The short answer to the first question is: nearly everything positive. Not every good turn requires a physical or financial reward; a simple “thanks” or “good job” works wonders. Globoforce found that simple verbal recognition can increase engagement by more than 20%, and Cicero Group further found that those simple verbal “thanks” even increased employee’s trust in the company and its management. Most organizations, unfortunately, don’t reward or recognize the right things; Deloitte’s research arm found that 87% of recognition programs at company’s focused solely on tenure, which is the type of recognition least likely to resonate with employees. Tenure recognition takes too long to provide feedback to employees and doesn’t reward employees nearly enough.

Quick — guess what reward employees want most! If you assumed it was bonuses and salaries increases, you’re not alone. According to a study conducted by Westminster College, that’s what 65% of employers and managers assumed was the primary driver of employee motivation. You’re also wrong though; employees overwhelmingly prefer smaller tokens of recognition and even non-financial rewards over raises, bonuses or even stock options.

The best organizations make it easy for managers and employers to quickly and frequently reward employees, which increases engagement, tenure and performance. When Crittenton Hospital in Detroit instituted a program like that, staff turnover decreased by half! But only 14% of employers are set up to do that.

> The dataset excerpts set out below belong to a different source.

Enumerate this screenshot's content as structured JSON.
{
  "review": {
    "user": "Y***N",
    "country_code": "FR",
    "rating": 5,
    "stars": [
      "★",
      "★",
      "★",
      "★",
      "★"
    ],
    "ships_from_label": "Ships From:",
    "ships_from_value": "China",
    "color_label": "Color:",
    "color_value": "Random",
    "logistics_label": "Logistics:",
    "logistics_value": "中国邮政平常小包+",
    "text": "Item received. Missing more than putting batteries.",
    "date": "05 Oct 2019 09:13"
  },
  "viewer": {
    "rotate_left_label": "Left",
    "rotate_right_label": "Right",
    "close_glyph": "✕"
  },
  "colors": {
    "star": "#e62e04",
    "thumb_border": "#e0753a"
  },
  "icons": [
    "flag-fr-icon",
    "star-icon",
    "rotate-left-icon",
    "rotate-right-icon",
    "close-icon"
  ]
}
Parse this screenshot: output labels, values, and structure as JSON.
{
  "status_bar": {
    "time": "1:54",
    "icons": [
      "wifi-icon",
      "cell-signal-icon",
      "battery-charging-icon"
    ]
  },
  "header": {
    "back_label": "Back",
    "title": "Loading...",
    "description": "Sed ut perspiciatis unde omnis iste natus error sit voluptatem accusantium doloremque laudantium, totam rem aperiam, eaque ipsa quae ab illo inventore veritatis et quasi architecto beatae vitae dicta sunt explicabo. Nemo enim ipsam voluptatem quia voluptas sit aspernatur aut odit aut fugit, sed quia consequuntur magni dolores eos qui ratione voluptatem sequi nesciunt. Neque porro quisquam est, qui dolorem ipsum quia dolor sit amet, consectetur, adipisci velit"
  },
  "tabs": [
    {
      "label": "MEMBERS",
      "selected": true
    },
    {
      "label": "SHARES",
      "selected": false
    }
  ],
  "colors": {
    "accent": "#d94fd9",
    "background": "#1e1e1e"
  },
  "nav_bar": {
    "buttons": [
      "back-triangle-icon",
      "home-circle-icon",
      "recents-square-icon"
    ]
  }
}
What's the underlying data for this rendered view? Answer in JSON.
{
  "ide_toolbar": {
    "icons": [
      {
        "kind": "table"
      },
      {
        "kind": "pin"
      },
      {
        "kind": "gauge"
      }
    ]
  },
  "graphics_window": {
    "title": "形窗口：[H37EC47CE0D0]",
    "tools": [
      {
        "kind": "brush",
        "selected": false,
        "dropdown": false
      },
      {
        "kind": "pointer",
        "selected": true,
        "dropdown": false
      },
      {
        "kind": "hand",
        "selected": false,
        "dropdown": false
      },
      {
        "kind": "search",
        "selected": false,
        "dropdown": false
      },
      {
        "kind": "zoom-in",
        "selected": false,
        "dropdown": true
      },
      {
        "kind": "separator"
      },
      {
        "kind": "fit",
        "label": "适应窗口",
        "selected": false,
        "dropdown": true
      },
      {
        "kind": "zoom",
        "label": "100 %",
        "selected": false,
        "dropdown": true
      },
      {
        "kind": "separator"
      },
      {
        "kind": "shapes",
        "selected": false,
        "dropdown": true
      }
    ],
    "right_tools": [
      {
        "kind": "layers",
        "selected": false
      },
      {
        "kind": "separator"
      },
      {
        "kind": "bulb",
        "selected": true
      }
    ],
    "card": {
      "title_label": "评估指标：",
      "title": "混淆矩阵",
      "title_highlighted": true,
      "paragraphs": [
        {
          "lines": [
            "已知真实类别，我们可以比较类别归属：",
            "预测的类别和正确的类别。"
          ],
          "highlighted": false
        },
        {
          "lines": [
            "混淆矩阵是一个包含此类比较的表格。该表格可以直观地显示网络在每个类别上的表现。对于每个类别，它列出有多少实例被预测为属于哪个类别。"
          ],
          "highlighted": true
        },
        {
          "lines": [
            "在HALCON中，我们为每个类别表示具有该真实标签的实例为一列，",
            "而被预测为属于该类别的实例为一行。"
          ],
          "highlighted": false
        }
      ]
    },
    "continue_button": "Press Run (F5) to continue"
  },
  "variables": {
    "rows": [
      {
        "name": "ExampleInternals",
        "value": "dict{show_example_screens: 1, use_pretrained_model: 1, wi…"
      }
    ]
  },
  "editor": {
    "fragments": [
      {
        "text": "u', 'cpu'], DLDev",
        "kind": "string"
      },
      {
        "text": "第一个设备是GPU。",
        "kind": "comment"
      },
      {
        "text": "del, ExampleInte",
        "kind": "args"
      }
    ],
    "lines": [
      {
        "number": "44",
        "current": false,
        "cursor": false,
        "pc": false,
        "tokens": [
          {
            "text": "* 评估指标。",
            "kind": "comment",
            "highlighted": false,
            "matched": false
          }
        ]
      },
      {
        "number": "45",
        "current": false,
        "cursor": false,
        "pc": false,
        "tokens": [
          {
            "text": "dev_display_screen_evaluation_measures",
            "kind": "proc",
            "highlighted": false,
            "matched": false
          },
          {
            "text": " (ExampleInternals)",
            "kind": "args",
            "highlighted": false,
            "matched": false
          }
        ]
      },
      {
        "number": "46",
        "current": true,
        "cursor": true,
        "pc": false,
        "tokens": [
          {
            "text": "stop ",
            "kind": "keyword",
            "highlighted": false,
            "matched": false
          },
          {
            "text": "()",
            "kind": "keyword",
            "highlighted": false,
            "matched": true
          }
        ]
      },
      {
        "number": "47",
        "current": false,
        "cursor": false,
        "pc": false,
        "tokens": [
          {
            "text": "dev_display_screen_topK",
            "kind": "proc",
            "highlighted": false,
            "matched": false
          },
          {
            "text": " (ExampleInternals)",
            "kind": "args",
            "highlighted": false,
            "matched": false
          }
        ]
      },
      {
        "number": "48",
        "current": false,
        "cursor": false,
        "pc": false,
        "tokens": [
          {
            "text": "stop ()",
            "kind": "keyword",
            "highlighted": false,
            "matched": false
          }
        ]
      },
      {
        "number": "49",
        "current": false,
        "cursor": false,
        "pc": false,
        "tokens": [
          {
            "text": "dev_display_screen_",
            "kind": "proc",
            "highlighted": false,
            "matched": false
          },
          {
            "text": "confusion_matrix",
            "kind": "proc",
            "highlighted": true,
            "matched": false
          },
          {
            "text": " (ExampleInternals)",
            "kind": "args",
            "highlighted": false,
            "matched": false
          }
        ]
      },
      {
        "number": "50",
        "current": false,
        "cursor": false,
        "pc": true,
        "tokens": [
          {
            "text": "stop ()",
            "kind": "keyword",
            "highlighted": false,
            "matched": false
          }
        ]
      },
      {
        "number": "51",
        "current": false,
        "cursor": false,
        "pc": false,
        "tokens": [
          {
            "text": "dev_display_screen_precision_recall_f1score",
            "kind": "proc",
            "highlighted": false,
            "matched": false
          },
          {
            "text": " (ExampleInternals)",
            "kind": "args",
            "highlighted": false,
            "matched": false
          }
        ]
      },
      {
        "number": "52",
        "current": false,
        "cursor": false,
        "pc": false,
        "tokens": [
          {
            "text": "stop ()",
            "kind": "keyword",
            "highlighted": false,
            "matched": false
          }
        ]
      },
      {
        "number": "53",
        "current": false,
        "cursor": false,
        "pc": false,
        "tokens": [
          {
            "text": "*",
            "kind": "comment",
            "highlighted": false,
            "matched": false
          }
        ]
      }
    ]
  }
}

So how do you become one of the employers that can use recognition to improve and retain your workforce?

  1. Pick an easy and useful reward to give out. Gift Cards — especially non-store specific ones like Visa Gift Cards — work incredibly well. 87% of recipients reported being pleased with their cards, and found them easy to use, and studies find that employees use those cards to buy things they were holding off on, instead of applying them to regular purchases, as they often do with cash.
  2. Personalize the gift. Employees want a gift aimed at them — not just a generic gift, or one that reminds them solely of their employer, like a branded coffee cup or t-shirt. To make an employee feel appreciated, customize your gift with an employee’s name, the company name and what the employee is being recognized for. That’s easy to do with online gift card retailers like Awards2Go; for a physical gift, include a certificate or plaque explaining those details.
  3. Establish clear criteria for rewards and recognition, and provide both frequently and quickly. When clear guidelines exist to what is considered a good job, employees report higher satisfaction with their jobs. And remember that the younger the employee, the shorter the feedback loop needs to be. Don’t rest on yearly or quarterly bonuses; reward good work frequently with gift cards, verbal recognition or awards.
  4. Give verbal recognition frequently. Give thanks easily for a job well done. Don’t forget how well non-financial compensation works, and how frequently and immediately it needs to be given. Employees don’t leave companies they don’t like; they leave managers and bosses they don’t like.

Empower yourself and your managers to recognize and reward your employees, and watch your business flourish.